Comparing DUI fatalities across states is complicated by the fact that differences in the number of miles that people drive, weather conditions, road quality and traffic congestion across the states contribute to differences in fatality rates. But, because these factors affect all traffic fatalities — regardless of whether or not alcohol is involved — the right way to measure DUI fatalities is as a percentage of all traffic fatalities.

Data from the National Highway Traffic Safety Administration provide a telling comparison.

Among states that control alcohol markets most heavily, 33 percent of traffic fatalities are alcohol-related. Among states that license private firms to manufacture and sell alcohol, 33 percent of traffic fatalities are alcohol-related. The figures are the same for states that mix partial control with partial private licensing.

Alcohol doesn’t just contribute to traffic deaths. It contributes to deaths from liver disease, fetal alcohol syndrome, alcohol poisoning, aspiration and numerous other acute and chronic causes.

According to data from the federal Centers for Disease Control and Prevention, states that impose the heaviest controls on alcohol markets experience 5.8 alcohol-related deaths per 100,000 people annually, while states with the least restrictions experience 5.5 alcohol-related deaths per 100,000 people. Similarly, previous studies have found no difference in the rates of underage drinking or underage binge drinking between the most heavily and least heavily controlled states.

In the face of this data, control proponents argue for maintaining the status quo because “it is better to be safe than sorry.” At a minimum, they argue, heavy controls limit the number of alcohol sellers, whereas they claim a free market would put a liquor store on every corner.
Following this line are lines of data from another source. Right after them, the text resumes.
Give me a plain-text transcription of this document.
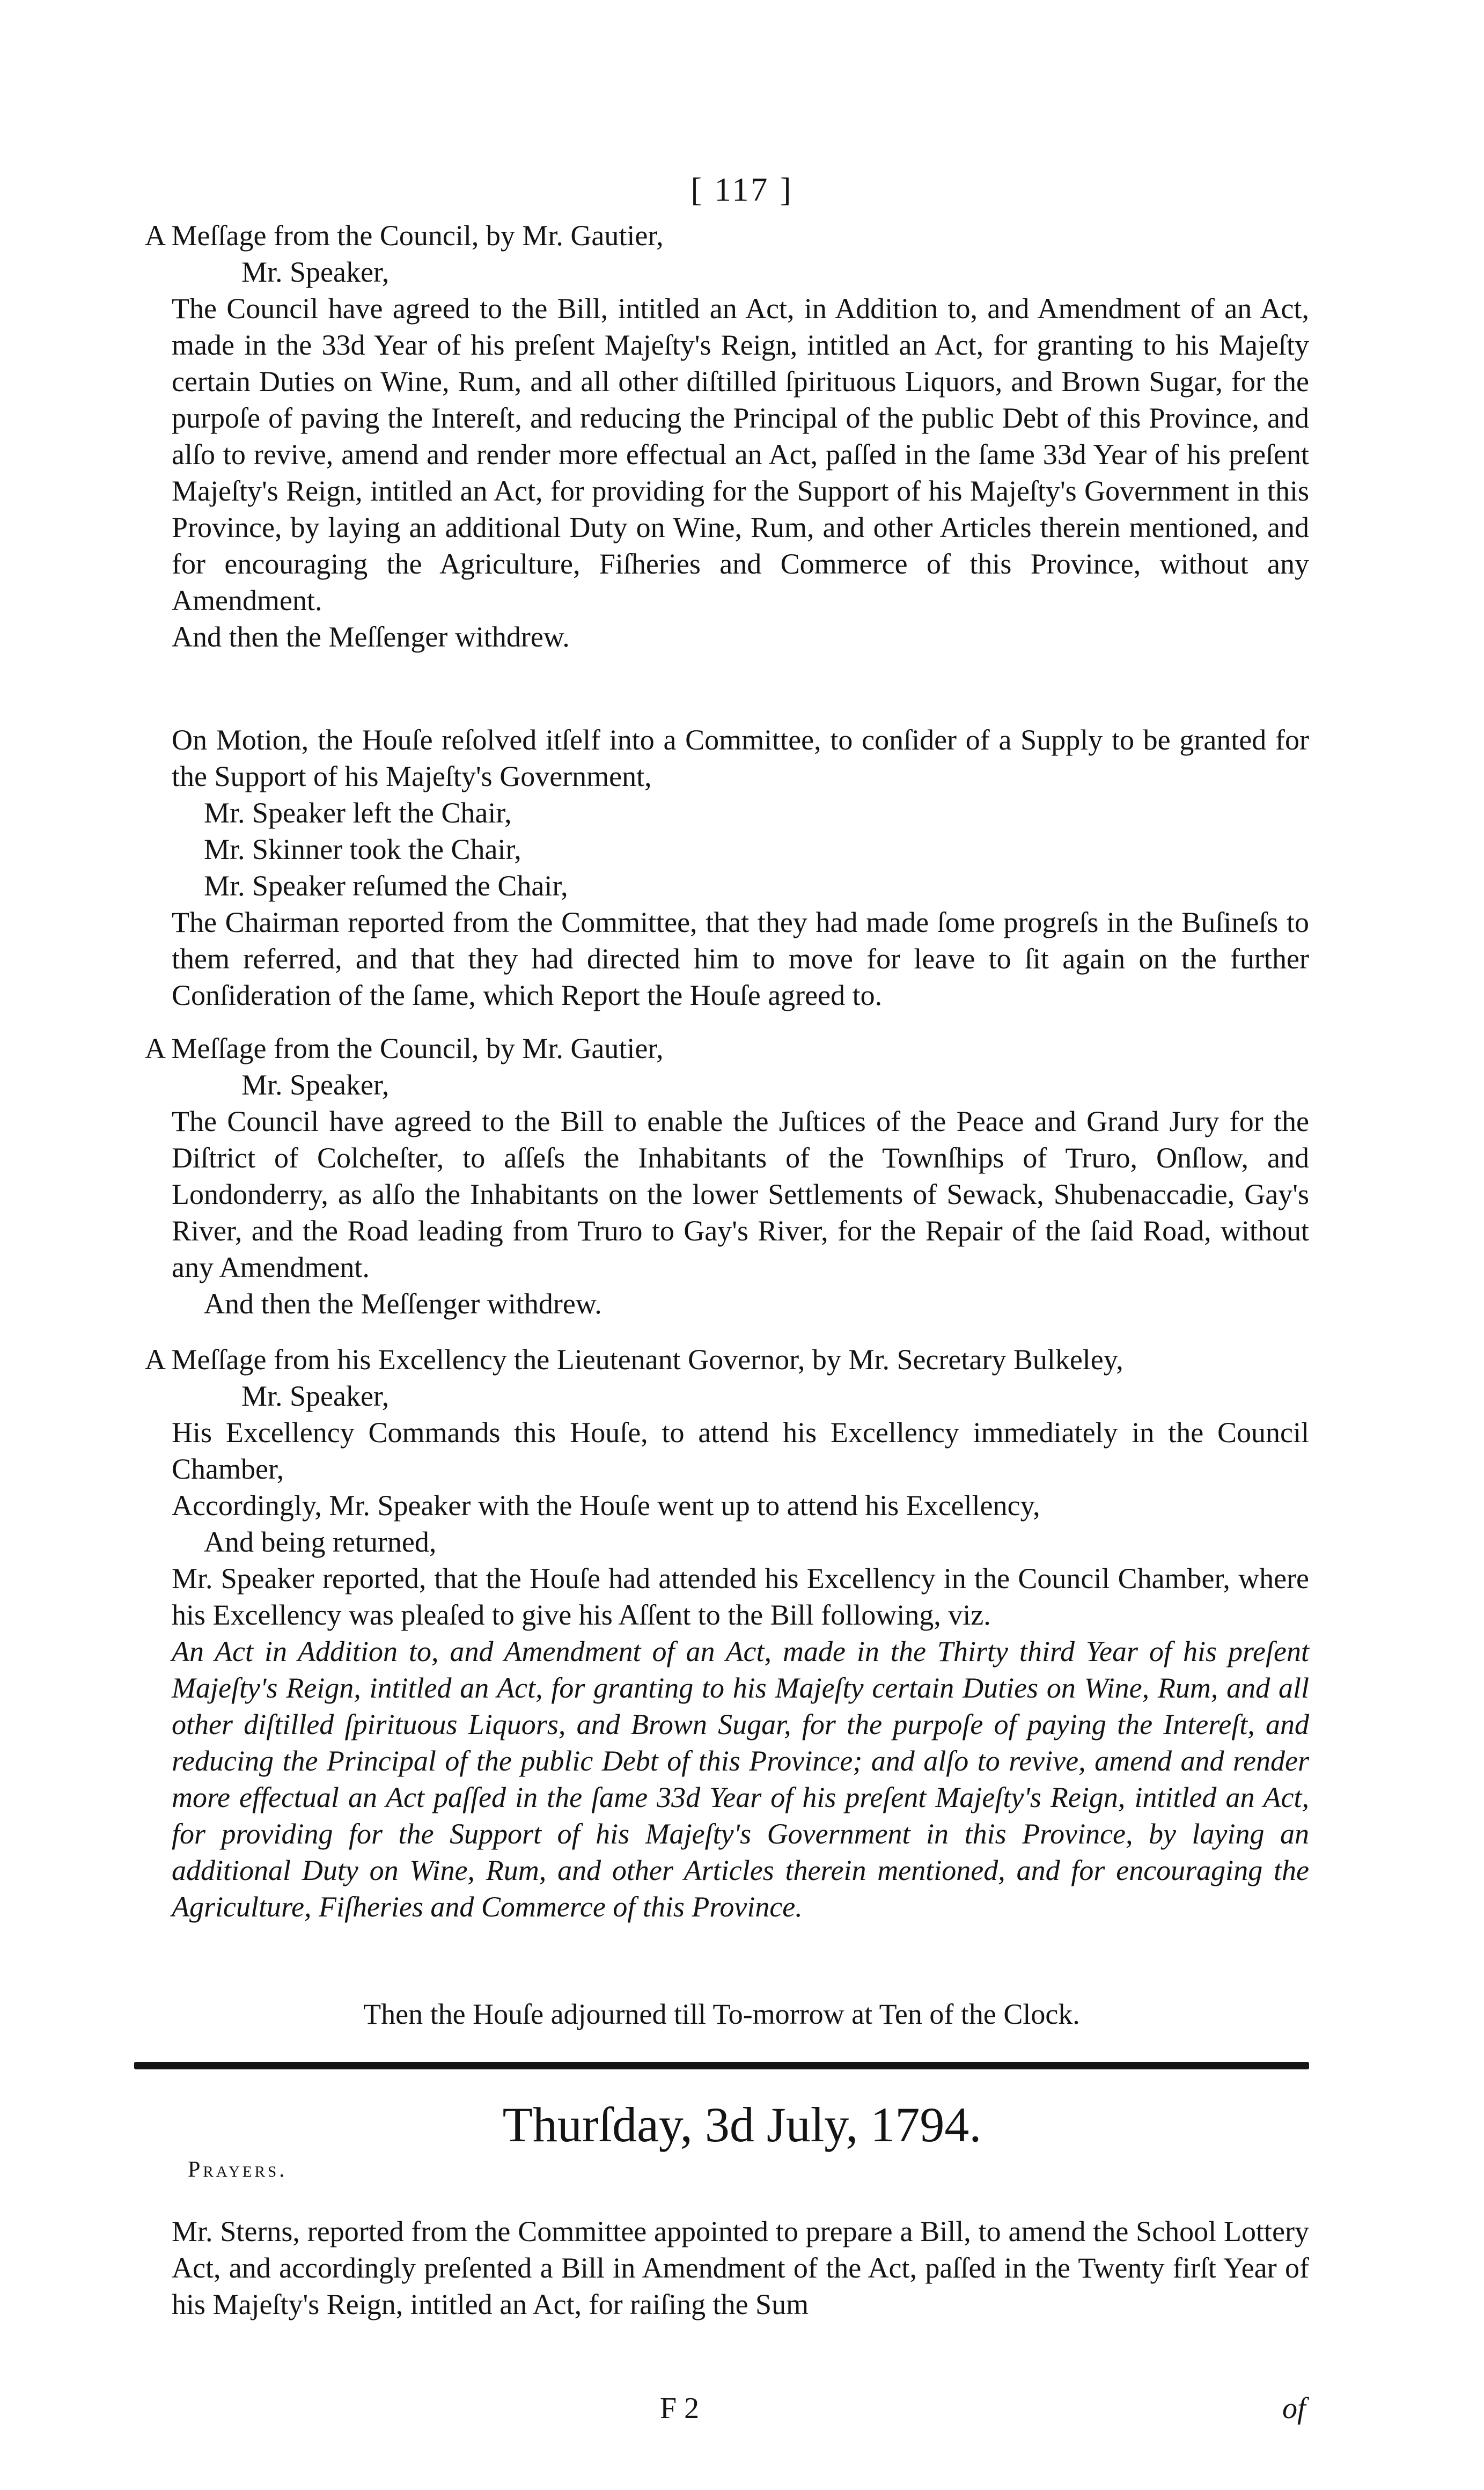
[ 117 ]

A Meſſage from the Council, by Mr. Gautier,

Mr. Speaker,

The Council have agreed to the Bill, intitled an Act, in Addition to, and Amendment of an Act, made in the 33d Year of his preſent Majeſty's Reign, intitled an Act, for granting to his Majeſty certain Duties on Wine, Rum, and all other diſtilled ſpirituous Liquors, and Brown Sugar, for the purpoſe of paving the Intereſt, and reducing the Principal of the public Debt of this Province, and alſo to revive, amend and render more effectual an Act, paſſed in the ſame 33d Year of his preſent Majeſty's Reign, intitled an Act, for providing for the Support of his Majeſty's Government in this Province, by laying an additional Duty on Wine, Rum, and other Articles therein mentioned, and for encouraging the Agriculture, Fiſheries and Commerce of this Province, without any Amendment.

And then the Meſſenger withdrew.

On Motion, the Houſe reſolved itſelf into a Committee, to conſider of a Supply to be granted for the Support of his Majeſty's Government,

Mr. Speaker left the Chair,

Mr. Skinner took the Chair,

Mr. Speaker reſumed the Chair,

The Chairman reported from the Committee, that they had made ſome progreſs in the Buſineſs to them referred, and that they had directed him to move for leave to ſit again on the further Conſideration of the ſame, which Report the Houſe agreed to.

A Meſſage from the Council, by Mr. Gautier,

Mr. Speaker,

The Council have agreed to the Bill to enable the Juſtices of the Peace and Grand Jury for the Diſtrict of Colcheſter, to aſſeſs the Inhabitants of the Townſhips of Truro, Onſlow, and Londonderry, as alſo the Inhabitants on the lower Settlements of Sewack, Shubenaccadie, Gay's River, and the Road leading from Truro to Gay's River, for the Repair of the ſaid Road, without any Amendment.

And then the Meſſenger withdrew.

A Meſſage from his Excellency the Lieutenant Governor, by Mr. Secretary Bulkeley,

Mr. Speaker,

His Excellency Commands this Houſe, to attend his Excellency immediately in the Council Chamber,

Accordingly, Mr. Speaker with the Houſe went up to attend his Excellency,

And being returned,

Mr. Speaker reported, that the Houſe had attended his Excellency in the Council Chamber, where his Excellency was pleaſed to give his Aſſent to the Bill following, viz.

An Act in Addition to, and Amendment of an Act, made in the Thirty third Year of his preſent Majeſty's Reign, intitled an Act, for granting to his Majeſty certain Duties on Wine, Rum, and all other diſtilled ſpirituous Liquors, and Brown Sugar, for the purpoſe of paying the Intereſt, and reducing the Principal of the public Debt of this Province; and alſo to revive, amend and render more effectual an Act paſſed in the ſame 33d Year of his preſent Majeſty's Reign, intitled an Act, for providing for the Support of his Majeſty's Government in this Province, by laying an additional Duty on Wine, Rum, and other Articles therein mentioned, and for encouraging the Agriculture, Fiſheries and Commerce of this Province.

Then the Houſe adjourned till To-morrow at Ten of the Clock.

Thurſday, 3d July, 1794.
Prayers.

Mr. Sterns, reported from the Committee appointed to prepare a Bill, to amend the School Lottery Act, and accordingly preſented a Bill in Amendment of the Act, paſſed in the Twenty firſt Year of his Majeſty's Reign, intitled an Act, for raiſing the Sum

F 2	of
The data show this claim also is false. States that control their alcohol markets actually have more off-premise alcohol establishments than do states without alcohol controls (14.5 vs. 9.9 per 10,000 adults). States with alcohol controls also have more on-premise alcohol establishments than do states without alcohol controls (16.0 vs. 14.1 per 10,000 adults). On a per-capita basis, the free market actually places fewer alcohol sellers on the streets than do state-run alcohol monopolies.

Looking at the entire body of research on alcohol controls, one clear theme emerges: There is no consistent or compelling evidence that state-run alcohol monopolies reduce alcohol-related fatalities, prevent underage drinking or limit retail outlets.

There is repeated evidence that state-run monopolies actually do the reverse. Everyone concerned with policy realities, rather than policy intentions, should take note.

Bridge welcomes guest columns from a diverse range of people on issues relating to Michigan and its future. The views and assertions of these writers do not necessarily reflect those of Bridge or The Center for Michigan.

1 comment from a Bridge reader.Add mine!

  1. Rich

    Anytime I read about the LCC, it’s always the distributors who are pouring money into Legislatures pockets and protesting any reform measure the most. The fact that the distributors spend so much means only one thing, they have lots to lose if the rules are changed. Sorry folks, it is time to do away with the rules that the distributors have paid for. Don’t feed me the “public safety” BS. Many states are just as safe without Michigan’s restrictive rules.